I have a dataset that looks something like this:
ID Minutes Read Comprehension
1 25 1
1 30 1
2 20 2
2 25 2
2 30 1
I want to create a column called "day" that counts the days each person reported reading, such as below:
ID Minutes Read Comprehension Day
1 25 1 1
1 30 1 2
2 20 2 1
2 25 2 2
2 30 1 3
How would I go about doing that? The end goal is to use the "day" column to reshape my data,
df2 <- reshape(df, idvar="ID", timevar = "day", direction="wide").
CodePudding user response:
Since your aim is to reshape the data, try:
reshape(transform(df, time = ave(ID, ID, FUN = seq)), dir = 'wide', idvar = 'ID')
ID Minutes.Read.1 Comprehension.1 Minutes.Read.2 Comprehension.2 Minutes.Read.3 Comprehension.3
1 1 25 1 30 1 NA NA
3 2 20 2 25 2 30 1
If you are only interested in the day column, then
df <- transform(df, day = ave(ID, ID, FUN = seq))

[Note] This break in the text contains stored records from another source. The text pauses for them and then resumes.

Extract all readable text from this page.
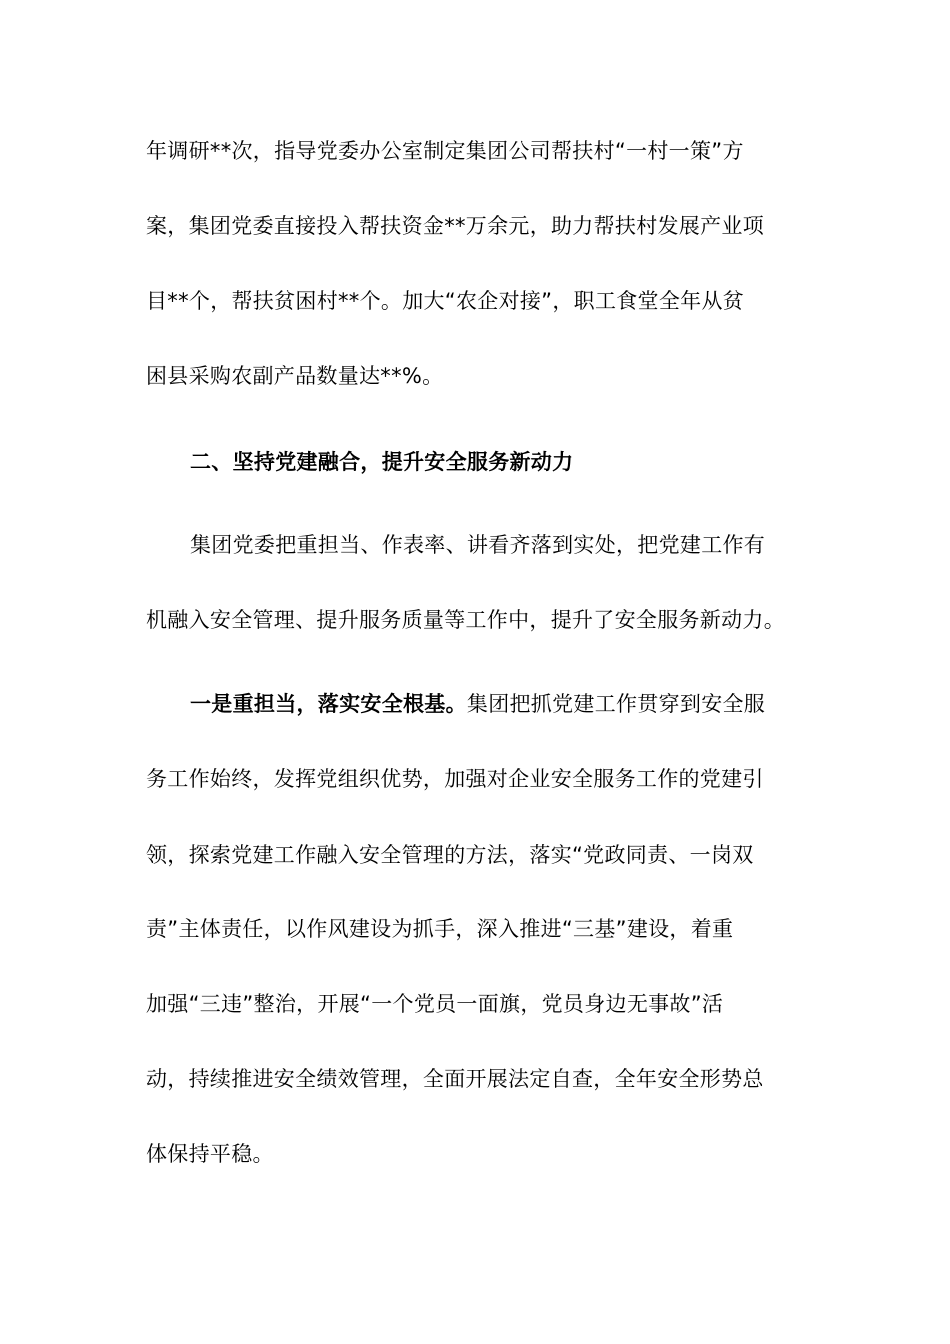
年调研**次，指导党委办公室制定集团公司帮扶村“一村一策”方
案，集团党委直接投入帮扶资金**万余元，助力帮扶村发展产业项
目**个，帮扶贫困村**个。加大“农企对接”，职工食堂全年从贫
困县采购农副产品数量达**%。
二、坚持党建融合，提升安全服务新动力
集团党委把重担当、作表率、讲看齐落到实处，把党建工作有
机融入安全管理、提升服务质量等工作中，提升了安全服务新动力。
一是重担当，落实安全根基。集团把抓党建工作贯穿到安全服
务工作始终，发挥党组织优势，加强对企业安全服务工作的党建引
领，探索党建工作融入安全管理的方法，落实“党政同责、一岗双
责”主体责任，以作风建设为抓手，深入推进“三基”建设，着重
加强“三违”整治，开展“一个党员一面旗，党员身边无事故”活
动，持续推进安全绩效管理，全面开展法定自查，全年安全形势总
体保持平稳。
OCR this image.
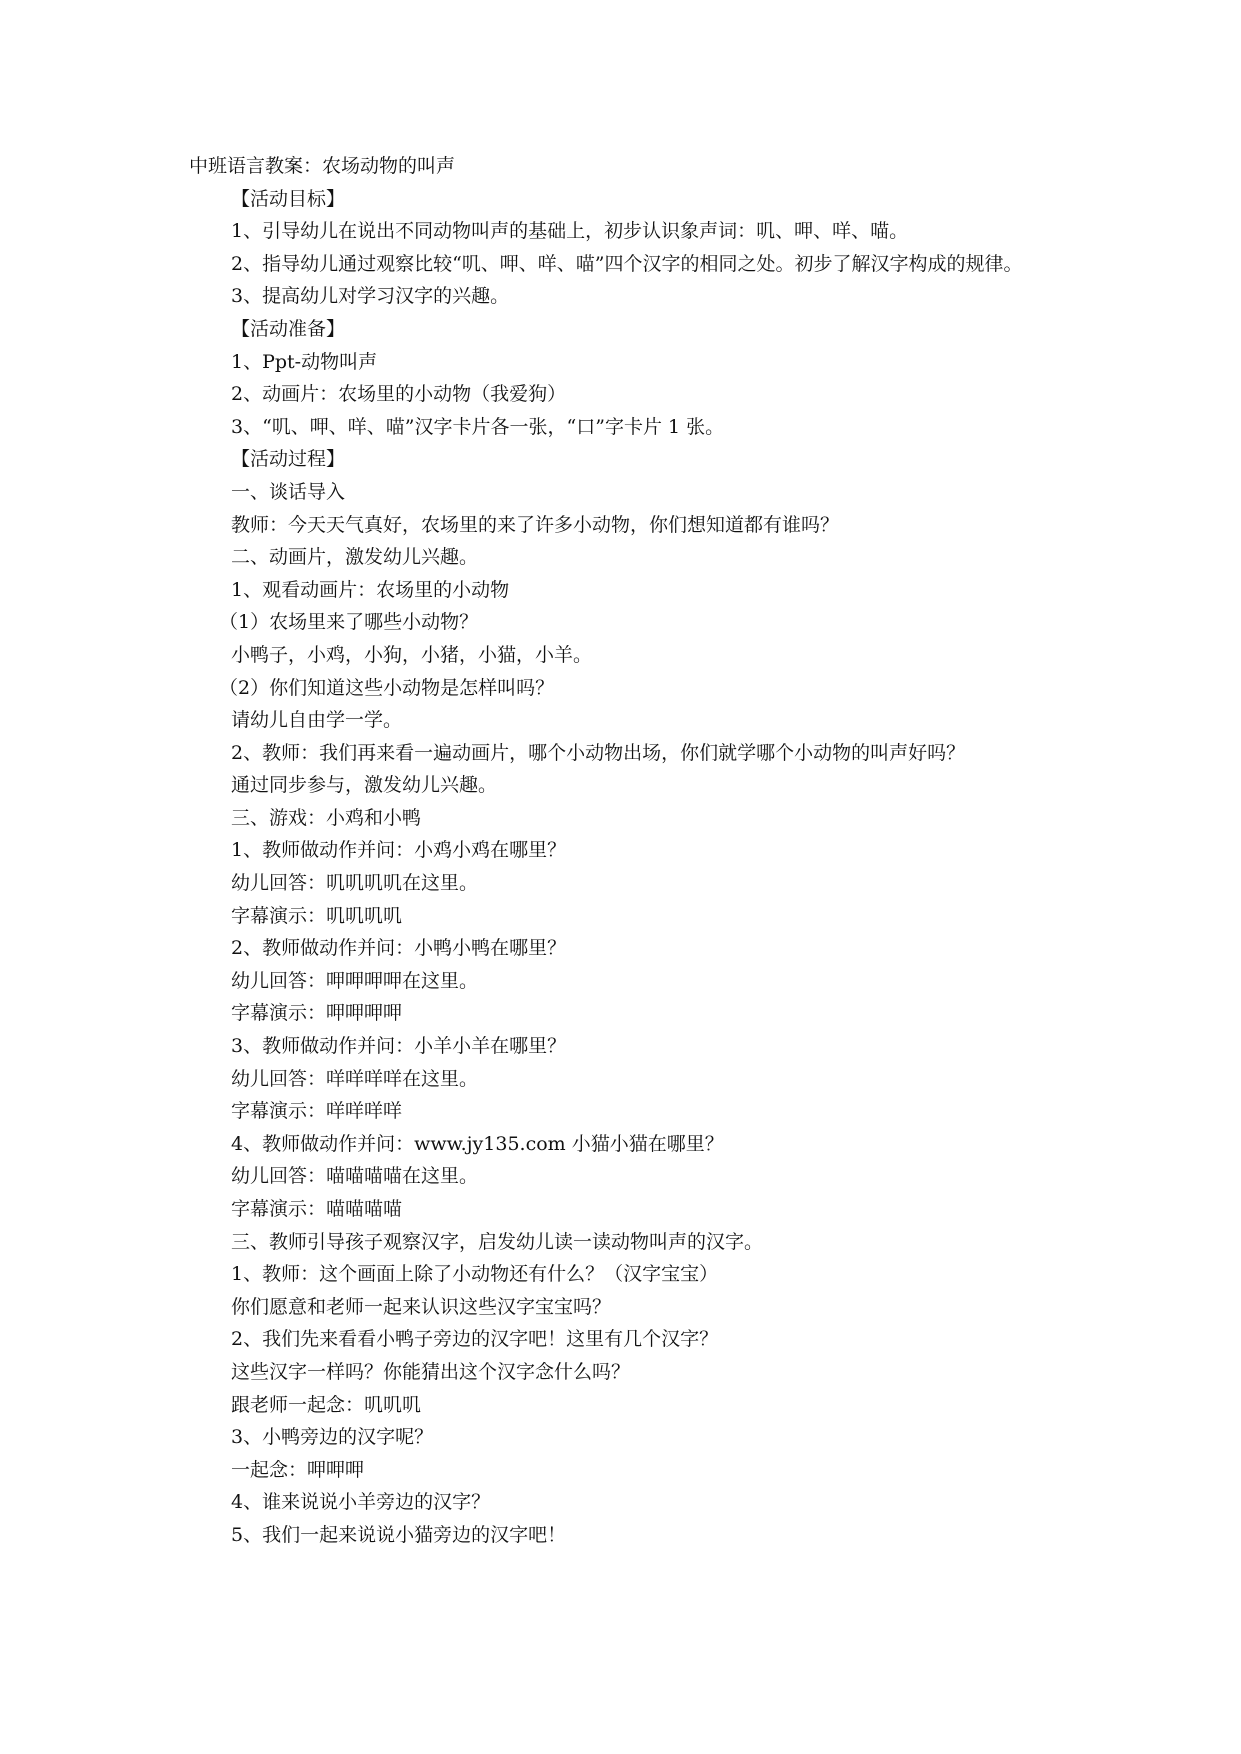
中班语言教案：农场动物的叫声

【活动目标】

1、引导幼儿在说出不同动物叫声的基础上，初步认识象声词：叽、呷、咩、喵。

2、指导幼儿通过观察比较“叽、呷、咩、喵”四个汉字的相同之处。初步了解汉字构成的规律。

3、提高幼儿对学习汉字的兴趣。

【活动准备】

1、Ppt-动物叫声

2、动画片：农场里的小动物（我爱狗）

3、“叽、呷、咩、喵”汉字卡片各一张，“口”字卡片 1 张。

【活动过程】

一、谈话导入

教师：今天天气真好，农场里的来了许多小动物，你们想知道都有谁吗？

二、动画片，激发幼儿兴趣。

1、观看动画片：农场里的小动物

（1）农场里来了哪些小动物？

小鸭子，小鸡，小狗，小猪，小猫，小羊。

（2）你们知道这些小动物是怎样叫吗？

请幼儿自由学一学。

2、教师：我们再来看一遍动画片，哪个小动物出场，你们就学哪个小动物的叫声好吗？

通过同步参与，激发幼儿兴趣。

三、游戏：小鸡和小鸭

1、教师做动作并问：小鸡小鸡在哪里？

幼儿回答：叽叽叽叽在这里。

字幕演示：叽叽叽叽

2、教师做动作并问：小鸭小鸭在哪里？

幼儿回答：呷呷呷呷在这里。

字幕演示：呷呷呷呷

3、教师做动作并问：小羊小羊在哪里？

幼儿回答：咩咩咩咩在这里。

字幕演示：咩咩咩咩

4、教师做动作并问：www.jy135.com 小猫小猫在哪里？

幼儿回答：喵喵喵喵在这里。

字幕演示：喵喵喵喵

三、教师引导孩子观察汉字，启发幼儿读一读动物叫声的汉字。

1、教师：这个画面上除了小动物还有什么？（汉字宝宝）

你们愿意和老师一起来认识这些汉字宝宝吗？

2、我们先来看看小鸭子旁边的汉字吧！这里有几个汉字？

这些汉字一样吗？你能猜出这个汉字念什么吗？

跟老师一起念：叽叽叽

3、小鸭旁边的汉字呢？

一起念：呷呷呷

4、谁来说说小羊旁边的汉字？

5、我们一起来说说小猫旁边的汉字吧！
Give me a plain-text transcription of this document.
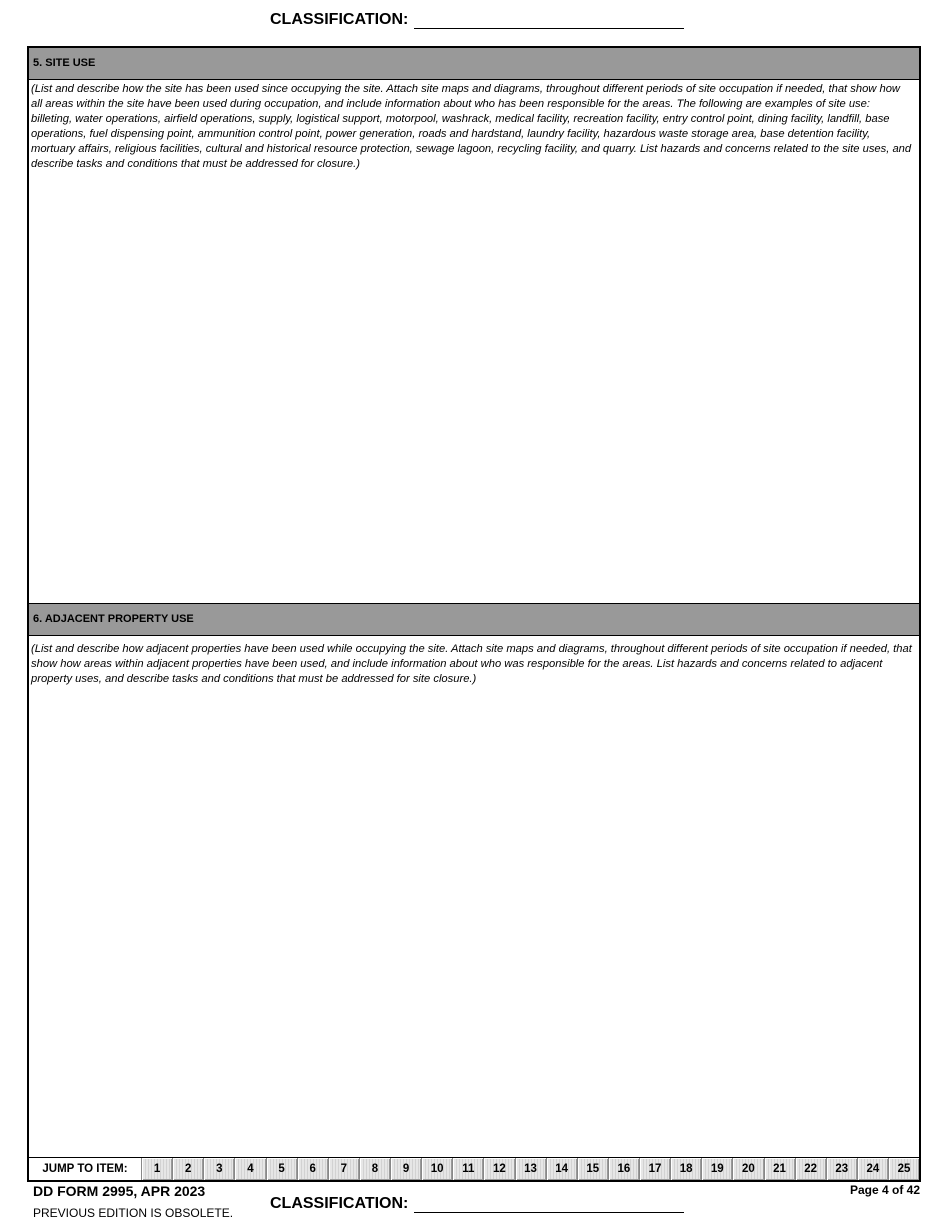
CLASSIFICATION:
5. SITE USE
(List and describe how the site has been used since occupying the site. Attach site maps and diagrams, throughout different periods of site occupation if needed, that show how all areas within the site have been used during occupation, and include information about who has been responsible for the areas. The following are examples of site use: billeting, water operations, airfield operations, supply, logistical support, motorpool, washrack, medical facility, recreation facility, entry control point, dining facility, landfill, base operations, fuel dispensing point, ammunition control point, power generation, roads and hardstand, laundry facility, hazardous waste storage area, base detention facility, mortuary affairs, religious facilities, cultural and historical resource protection, sewage lagoon, recycling facility, and quarry. List hazards and concerns related to the site uses, and describe tasks and conditions that must be addressed for closure.)
6. ADJACENT PROPERTY USE
(List and describe how adjacent properties have been used while occupying the site. Attach site maps and diagrams, throughout different periods of site occupation if needed, that show how areas within adjacent properties have been used, and include information about who was responsible for the areas. List hazards and concerns related to adjacent property uses, and describe tasks and conditions that must be addressed for site closure.)
JUMP TO ITEM:	1	2	3	4	5	6	7	8	9	10	11	12	13	14	15	16	17	18	19	20	21	22	23	24	25
DD FORM 2995, APR 2023
PREVIOUS EDITION IS OBSOLETE.
Page 4 of 42
CLASSIFICATION:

CodePudding user response:
Here is a tidyverse solution:
library(dplyr)
library(tidyr)
df %>%
group_by(ID) %>%
mutate(day = row_number()) %>%
pivot_wider(
names_from = day,
values_from = c(MinutesRead, Comprehension)
)
ID MinutesRead_1 MinutesRead_2 MinutesRead_3 Comprehension_1 Comprehension_2 Comprehension_3
<int> <int> <int> <int> <int> <int> <int>
1 1 25 30 NA 1 1 NA
2 2 20 25 30 2 2 1
df <- structure(list(ID = c(1L, 1L, 2L, 2L, 2L), MinutesRead = c(25L,
30L, 20L, 25L, 30L), Comprehension = c(1L, 1L, 2L, 2L, 1L)), class = "data.frame", row.names = c(NA,
-5L))
CodePudding user response:
You could do this as a one-liner:
df$Day <- unlist(sapply(rle(df$ID)$lengths, seq_len))
df
ID Minutes.Read Comprehension Day
1 1 25 1 1
2 1 30 1 2
3 2 20 2 1
4 2 25 2 2
5 2 30 1 3
CodePudding user response:
Using lapply
We first call to split() to split df by ID. The output of split is a list, so we use lapply to perform the task on each element (i.e. ID) of that list. Then, we compute the number of rows per ID and use seq_len to create a sequence of numbers from 1 to the number of rows per ID. Finally, we rbind, so that we are returned a data.frame.
df <- do.call(
rbind,
lapply(split(df, df$ID), function(x) cbind(x, Day = seq_len(nrow(x))))
)
rownames(df) <- NULL # optional
#> str(df$Day)
# int [1:5] 1 2 1 2 3
Data
df <- data.frame(ID = c(1,1,2,2,2),
Minutes = c(25,30,20,25,30),
Comprehension = c(1,1,2,2,1))